By Melissa Breyer for Care2.com
In a new paper by USC researchers, bad eating habits were shown to persist even when the food didn’t taste very good; but the best nugget of the study, perhaps, is the revelation of a surprisingly easy way in which to counter bad eating habits.
Researchers gave people entering a movie theater a bucket of either just-popped popcorn or week-old popcorn. People who don’t generally eat popcorn during movies ate much less of the stale popcorn, but moviegoers who indicated that they typically had popcorn at the movies ate about the same amount of popcorn whether it was fresh or stale. The conclusion: for people accustomed to eating popcorn at the movies, it made no difference whether the popcorn tasted good or not.
“When we’ve repeatedly eaten a particular food in a particular environment, our brain comes to associate the food with that environment and make us keep eating as long as those environmental cues are present,” said lead author David Neal, who was a psychology professor at USC when the research was conducted.
“People believe their eating behavior is largely activated by how food tastes. Nobody likes cold, spongy, week-old popcorn,” said corresponding author Wendy Wood, Provost Professor of Psychology and Business at USC. “But once we’ve formed an eating habit, we no longer care whether the food tastes good. We’ll eat exactly the same amount, whether it’s fresh or stale.”
According to a press release for the paper, the researchers also gave popcorn to a control group watching movie clips in a meeting room, rather than in a movie theater. In the meeting room, a space not usually associated with popcorn, it mattered a lot if the popcorn tasted good. Outside of the movie theater context, even habitual movie popcorn eaters ate much less stale popcorn than fresh popcorn, demonstrating the extent to which environmental cues can trigger automatic eating behavior.
“The results show just how powerful our environment can be in triggering unhealthy behavior,” Neal said. “Sometimes willpower and good intentions are not enough, and we need to trick our brains by controlling the environment instead.”

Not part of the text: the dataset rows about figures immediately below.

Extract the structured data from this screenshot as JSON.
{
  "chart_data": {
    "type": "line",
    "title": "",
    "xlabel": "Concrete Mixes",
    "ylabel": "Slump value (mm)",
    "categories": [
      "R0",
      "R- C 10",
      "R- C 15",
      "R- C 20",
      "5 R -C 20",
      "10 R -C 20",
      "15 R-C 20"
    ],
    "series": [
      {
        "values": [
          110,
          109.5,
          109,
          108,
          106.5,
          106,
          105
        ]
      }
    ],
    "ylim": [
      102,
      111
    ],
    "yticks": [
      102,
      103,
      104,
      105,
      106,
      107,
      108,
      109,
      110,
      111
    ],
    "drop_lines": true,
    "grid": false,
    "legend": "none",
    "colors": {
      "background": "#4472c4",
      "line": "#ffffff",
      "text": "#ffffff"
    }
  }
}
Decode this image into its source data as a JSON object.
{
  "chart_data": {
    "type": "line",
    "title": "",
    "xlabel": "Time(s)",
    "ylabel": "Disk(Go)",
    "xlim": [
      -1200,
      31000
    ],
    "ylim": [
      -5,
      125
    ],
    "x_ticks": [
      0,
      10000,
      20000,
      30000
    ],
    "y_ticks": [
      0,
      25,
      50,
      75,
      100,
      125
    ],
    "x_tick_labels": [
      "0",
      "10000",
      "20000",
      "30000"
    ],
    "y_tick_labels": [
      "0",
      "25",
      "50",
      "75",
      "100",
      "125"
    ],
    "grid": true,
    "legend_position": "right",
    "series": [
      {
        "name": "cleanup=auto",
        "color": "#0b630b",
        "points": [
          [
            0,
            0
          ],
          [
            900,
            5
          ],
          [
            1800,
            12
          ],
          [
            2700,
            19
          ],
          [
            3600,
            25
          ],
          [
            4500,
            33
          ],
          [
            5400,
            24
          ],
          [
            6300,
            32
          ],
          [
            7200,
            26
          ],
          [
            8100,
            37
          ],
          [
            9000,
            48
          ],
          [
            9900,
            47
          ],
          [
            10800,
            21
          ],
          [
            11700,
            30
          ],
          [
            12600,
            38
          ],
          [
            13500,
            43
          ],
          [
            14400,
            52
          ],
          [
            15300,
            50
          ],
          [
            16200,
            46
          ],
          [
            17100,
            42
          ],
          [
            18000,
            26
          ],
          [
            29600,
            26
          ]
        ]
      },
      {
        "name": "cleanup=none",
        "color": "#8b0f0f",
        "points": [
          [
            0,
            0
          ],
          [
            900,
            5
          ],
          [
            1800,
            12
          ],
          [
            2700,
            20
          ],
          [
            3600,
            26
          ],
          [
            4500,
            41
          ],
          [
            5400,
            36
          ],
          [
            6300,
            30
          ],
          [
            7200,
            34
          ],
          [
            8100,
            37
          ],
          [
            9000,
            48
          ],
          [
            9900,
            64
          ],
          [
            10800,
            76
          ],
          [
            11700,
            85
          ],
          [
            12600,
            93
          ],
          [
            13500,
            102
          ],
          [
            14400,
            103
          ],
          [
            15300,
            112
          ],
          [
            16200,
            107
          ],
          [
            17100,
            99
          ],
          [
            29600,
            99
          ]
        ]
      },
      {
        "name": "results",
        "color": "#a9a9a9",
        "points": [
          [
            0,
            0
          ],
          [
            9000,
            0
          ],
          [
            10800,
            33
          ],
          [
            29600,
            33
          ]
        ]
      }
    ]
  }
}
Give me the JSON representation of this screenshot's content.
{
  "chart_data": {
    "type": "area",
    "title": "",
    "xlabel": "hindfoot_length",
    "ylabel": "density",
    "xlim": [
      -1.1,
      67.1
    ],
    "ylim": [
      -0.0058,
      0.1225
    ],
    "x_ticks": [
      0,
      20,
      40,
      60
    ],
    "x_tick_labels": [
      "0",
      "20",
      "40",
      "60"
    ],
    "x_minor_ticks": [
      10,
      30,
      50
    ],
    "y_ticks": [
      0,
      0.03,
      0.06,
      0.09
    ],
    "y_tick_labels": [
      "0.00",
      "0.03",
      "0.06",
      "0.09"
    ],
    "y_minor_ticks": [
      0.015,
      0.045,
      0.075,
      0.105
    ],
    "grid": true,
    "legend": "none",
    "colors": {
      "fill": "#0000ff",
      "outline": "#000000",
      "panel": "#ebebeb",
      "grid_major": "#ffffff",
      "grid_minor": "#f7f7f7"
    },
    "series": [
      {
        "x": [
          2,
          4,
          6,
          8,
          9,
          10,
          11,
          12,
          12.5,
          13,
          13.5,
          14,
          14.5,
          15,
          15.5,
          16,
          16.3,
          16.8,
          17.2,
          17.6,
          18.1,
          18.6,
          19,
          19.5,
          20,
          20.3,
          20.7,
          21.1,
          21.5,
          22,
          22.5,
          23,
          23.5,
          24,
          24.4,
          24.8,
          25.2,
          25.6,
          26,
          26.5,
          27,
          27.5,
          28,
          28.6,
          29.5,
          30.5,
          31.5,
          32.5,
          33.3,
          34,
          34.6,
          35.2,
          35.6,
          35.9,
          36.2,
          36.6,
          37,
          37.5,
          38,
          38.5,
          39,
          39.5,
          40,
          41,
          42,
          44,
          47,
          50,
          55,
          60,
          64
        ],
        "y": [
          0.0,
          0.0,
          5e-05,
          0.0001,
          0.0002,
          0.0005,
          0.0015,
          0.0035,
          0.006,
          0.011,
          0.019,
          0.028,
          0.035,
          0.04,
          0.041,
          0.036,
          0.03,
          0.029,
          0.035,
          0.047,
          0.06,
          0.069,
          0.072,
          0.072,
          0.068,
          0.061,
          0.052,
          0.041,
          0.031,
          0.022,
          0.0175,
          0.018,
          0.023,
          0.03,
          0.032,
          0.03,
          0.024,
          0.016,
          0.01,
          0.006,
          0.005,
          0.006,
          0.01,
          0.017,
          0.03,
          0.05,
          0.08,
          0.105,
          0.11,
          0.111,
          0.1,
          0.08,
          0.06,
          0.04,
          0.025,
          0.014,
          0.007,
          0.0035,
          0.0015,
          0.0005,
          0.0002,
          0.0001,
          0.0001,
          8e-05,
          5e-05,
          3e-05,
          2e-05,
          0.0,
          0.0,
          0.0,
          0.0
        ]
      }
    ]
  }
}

Also surprising is what researchers found by testing a simple disruption of automatic eating habits: Once again with stale and fresh popcorn, the researchers asked moviegoers to eat popcorn either with their dominant or non-dominant hand.
When using the non-dominant hand, moviegoers ate much less of the stale than the fresh popcorn, and this worked even for those with strong eating habits. Using the non-dominant hand disrupted eating habits to cause people to pay attention to what they were eating.
Could mindful eating be as simple as switching hands?